In 1897, in a home he built for Rollin Furbeck, Wright continued to refine elements of the Heller house, adding a massive picture window to the main floor, while still emphasizing the home’s tremendous verticality. (As at the Winslow house in River Forest, this window serves to make the home seem even bigger than it actually is.) But this home was just about the last gasp for the columns and loggias that were left over from Wright’s days at Adler & Sullivan; soon, he would fully marry the Arts and Crafts influence with his own ideas about organic and natural architecture into a uniquely American Prairie style.
By this point the actual prairie that had stretched out from Oak Park when Wright had moved there in the 1880s was built over—and his houses were partially to blame—so perhaps Wright’s full embrace of the Prairie style was a reaction to that loss.
In 1901, Wright built what many consider to be his first true Prairie-style house, the Frank W. Thomas house on Forest Avenue in Oak Park. With neither basement nor attic, a piano nobile on the second floor where the main living spaces were set, a stucco exterior, a central hearth, and an abundance of windows with art glass, here for the first time were all the elements that would become his hallmarks. For the next eight years, Wright would dot the landscape of Oak Park and River Forest with variations on the Prairie style: the Heurtley house (1902; another early masterpiece); the Ingalls house (1909); the Laura Gale house (1909 and currently on the market); as well as the famed Unity Temple (1906). But the beginning of the end of Wright’s time in Oak Park came in 1904 with the building of the Edwin H. Cheney house. The house itself is a fantastic example of Wright’s use of interior space, but that’s not why it’s famous. During its construction, Wright began an affair with Cheney’s wife, Mamah. In 1909, he abandoned Kitty and his six children and went into exile in Europe; when he returned, he moved back to the actual prairie of the Helena Valley to begin work on Taliesin, the house he was building for Mamah, in which she would later be murdered.
By the time Wright left Oak Park he had already become one of the country’s leading architects. The Prairie movement had taken on a life of its own as Wright’s colleagues and imitators began to repudiate older Victorian styles. Wright had sparked a revolution, and every ranch house dotting suburbia today is a pale reflection of this crucial moment in time. Oak Park’s small house lots and interconnected social and business lives probably also influenced Wright’s later thinking. Wright’s Usonian houses and his Broadacre City model each emphasize wide-open space; Wright undoubtedly chafed at the incestuous nature of Oak Park, where everyone knew everyone else’s business.
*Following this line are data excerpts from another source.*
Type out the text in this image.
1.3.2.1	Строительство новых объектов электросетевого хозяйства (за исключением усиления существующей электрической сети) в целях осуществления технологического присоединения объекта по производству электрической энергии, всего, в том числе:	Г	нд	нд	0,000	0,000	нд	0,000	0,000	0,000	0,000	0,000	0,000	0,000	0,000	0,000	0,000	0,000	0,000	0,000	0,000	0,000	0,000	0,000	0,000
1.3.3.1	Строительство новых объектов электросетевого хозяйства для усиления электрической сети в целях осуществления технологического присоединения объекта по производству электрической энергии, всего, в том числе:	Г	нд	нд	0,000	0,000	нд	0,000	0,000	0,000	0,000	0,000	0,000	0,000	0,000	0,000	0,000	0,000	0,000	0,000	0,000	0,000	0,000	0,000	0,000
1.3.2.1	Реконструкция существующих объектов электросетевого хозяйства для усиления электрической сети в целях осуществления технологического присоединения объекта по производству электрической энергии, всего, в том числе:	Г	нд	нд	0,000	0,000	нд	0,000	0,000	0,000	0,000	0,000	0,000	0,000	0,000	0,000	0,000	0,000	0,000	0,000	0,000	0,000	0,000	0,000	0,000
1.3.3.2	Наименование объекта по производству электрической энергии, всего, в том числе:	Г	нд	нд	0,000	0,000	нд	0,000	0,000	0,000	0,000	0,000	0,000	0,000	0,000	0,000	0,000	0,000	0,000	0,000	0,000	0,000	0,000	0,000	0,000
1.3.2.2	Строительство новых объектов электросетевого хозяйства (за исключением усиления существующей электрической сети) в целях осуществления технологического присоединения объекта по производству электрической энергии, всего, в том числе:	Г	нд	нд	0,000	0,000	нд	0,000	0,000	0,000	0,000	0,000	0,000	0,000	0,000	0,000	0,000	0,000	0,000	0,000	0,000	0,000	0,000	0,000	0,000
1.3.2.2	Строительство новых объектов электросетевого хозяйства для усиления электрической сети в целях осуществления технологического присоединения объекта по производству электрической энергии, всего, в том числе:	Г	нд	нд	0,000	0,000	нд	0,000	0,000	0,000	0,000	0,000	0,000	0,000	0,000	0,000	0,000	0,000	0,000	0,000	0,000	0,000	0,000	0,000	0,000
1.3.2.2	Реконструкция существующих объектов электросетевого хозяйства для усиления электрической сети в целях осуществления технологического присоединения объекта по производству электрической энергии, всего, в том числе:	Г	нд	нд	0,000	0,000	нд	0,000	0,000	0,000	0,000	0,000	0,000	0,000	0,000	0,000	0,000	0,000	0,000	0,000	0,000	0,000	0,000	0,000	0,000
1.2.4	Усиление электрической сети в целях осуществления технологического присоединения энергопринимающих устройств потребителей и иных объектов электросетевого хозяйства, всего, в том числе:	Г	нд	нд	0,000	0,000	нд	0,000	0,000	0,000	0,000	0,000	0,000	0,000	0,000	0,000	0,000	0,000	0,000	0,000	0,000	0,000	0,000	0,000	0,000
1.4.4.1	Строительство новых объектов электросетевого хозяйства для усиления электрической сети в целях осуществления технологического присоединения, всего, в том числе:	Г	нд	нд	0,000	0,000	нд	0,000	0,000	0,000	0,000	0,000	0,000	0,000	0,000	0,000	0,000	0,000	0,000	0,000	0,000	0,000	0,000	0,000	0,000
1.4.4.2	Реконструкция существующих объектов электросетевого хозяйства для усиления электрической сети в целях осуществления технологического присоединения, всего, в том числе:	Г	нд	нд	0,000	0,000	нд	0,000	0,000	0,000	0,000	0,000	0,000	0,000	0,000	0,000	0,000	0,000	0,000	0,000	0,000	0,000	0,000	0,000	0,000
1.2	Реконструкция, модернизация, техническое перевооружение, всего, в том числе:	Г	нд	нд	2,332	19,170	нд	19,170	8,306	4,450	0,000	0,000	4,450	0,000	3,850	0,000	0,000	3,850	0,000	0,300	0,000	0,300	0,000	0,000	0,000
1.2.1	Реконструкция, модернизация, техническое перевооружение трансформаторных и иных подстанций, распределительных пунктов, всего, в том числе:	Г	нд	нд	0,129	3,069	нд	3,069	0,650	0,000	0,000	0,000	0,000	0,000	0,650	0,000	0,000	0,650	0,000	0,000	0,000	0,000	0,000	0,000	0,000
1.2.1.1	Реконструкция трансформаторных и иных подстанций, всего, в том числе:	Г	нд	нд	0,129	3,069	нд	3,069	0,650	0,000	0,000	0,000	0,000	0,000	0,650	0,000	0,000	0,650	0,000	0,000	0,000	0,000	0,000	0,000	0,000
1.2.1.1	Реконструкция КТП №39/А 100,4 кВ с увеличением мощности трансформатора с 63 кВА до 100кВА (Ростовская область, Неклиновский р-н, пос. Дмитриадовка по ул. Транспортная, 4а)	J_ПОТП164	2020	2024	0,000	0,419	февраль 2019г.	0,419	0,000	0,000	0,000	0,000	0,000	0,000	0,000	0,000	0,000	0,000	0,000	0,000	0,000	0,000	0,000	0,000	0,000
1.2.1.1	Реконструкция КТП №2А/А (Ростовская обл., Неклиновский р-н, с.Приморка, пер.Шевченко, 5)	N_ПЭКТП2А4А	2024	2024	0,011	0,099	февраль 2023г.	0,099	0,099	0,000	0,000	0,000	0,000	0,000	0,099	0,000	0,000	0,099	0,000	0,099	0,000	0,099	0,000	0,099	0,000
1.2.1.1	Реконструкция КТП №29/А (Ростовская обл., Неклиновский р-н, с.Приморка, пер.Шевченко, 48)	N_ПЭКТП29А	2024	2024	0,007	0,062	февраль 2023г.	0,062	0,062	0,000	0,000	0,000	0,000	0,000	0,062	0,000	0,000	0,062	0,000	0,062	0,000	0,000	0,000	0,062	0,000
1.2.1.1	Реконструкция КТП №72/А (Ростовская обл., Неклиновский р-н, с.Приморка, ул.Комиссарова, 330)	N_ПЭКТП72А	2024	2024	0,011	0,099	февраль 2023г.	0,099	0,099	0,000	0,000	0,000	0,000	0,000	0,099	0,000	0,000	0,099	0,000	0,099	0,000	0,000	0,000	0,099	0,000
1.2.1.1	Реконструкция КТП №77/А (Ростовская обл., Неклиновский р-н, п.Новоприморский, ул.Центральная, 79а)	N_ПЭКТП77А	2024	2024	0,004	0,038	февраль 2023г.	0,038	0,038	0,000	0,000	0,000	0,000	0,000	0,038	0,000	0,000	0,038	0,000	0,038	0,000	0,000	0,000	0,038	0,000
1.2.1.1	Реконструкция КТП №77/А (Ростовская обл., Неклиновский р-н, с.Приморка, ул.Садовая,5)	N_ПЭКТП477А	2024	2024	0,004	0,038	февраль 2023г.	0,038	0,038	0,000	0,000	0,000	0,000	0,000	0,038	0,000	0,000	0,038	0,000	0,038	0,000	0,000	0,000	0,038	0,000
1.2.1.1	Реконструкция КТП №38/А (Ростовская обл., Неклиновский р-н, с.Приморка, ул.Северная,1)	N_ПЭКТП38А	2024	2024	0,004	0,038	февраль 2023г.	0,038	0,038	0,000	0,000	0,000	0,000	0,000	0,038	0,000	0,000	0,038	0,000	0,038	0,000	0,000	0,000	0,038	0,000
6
Though Wright’s designs would continue to evolve and modernize, he would never lose sight of his earliest work. In Taliesin today, pride of place is given over to gifts from Louis Sullivan, including a decorative mold for a terra-cotta detail. Was this a design crafted by the hand of his Lieber Meister? Or was it something that Wright himself designed during his apprenticeship that Sullivan later sent along as a keepsake? Either way, it shows the pride Wright took in his years at Adler & Sullivan.
From the cantilevered porch at Taliesin, you can see Unity Chapel, Wright’s first work. While Wright’s death in 1959 at the age of 91 came as a shock to many in his circle, the architect knew his lifespan was finite, and in the late 1950s, he began plans for what was either going to be a mausoleum on the grounds of the Unity Chapel or a complete replacement of the chapel itself. Like many of Wright’s plans at the end of his career, this scheme was never realized, though local stone was hauled to the site in preparation. Had this final project been built, it would have provided a fitting capstone to Wright’s career, a monument to seven decades of design and a reminder that Wright’s architecture was always tied to his beloved prairie.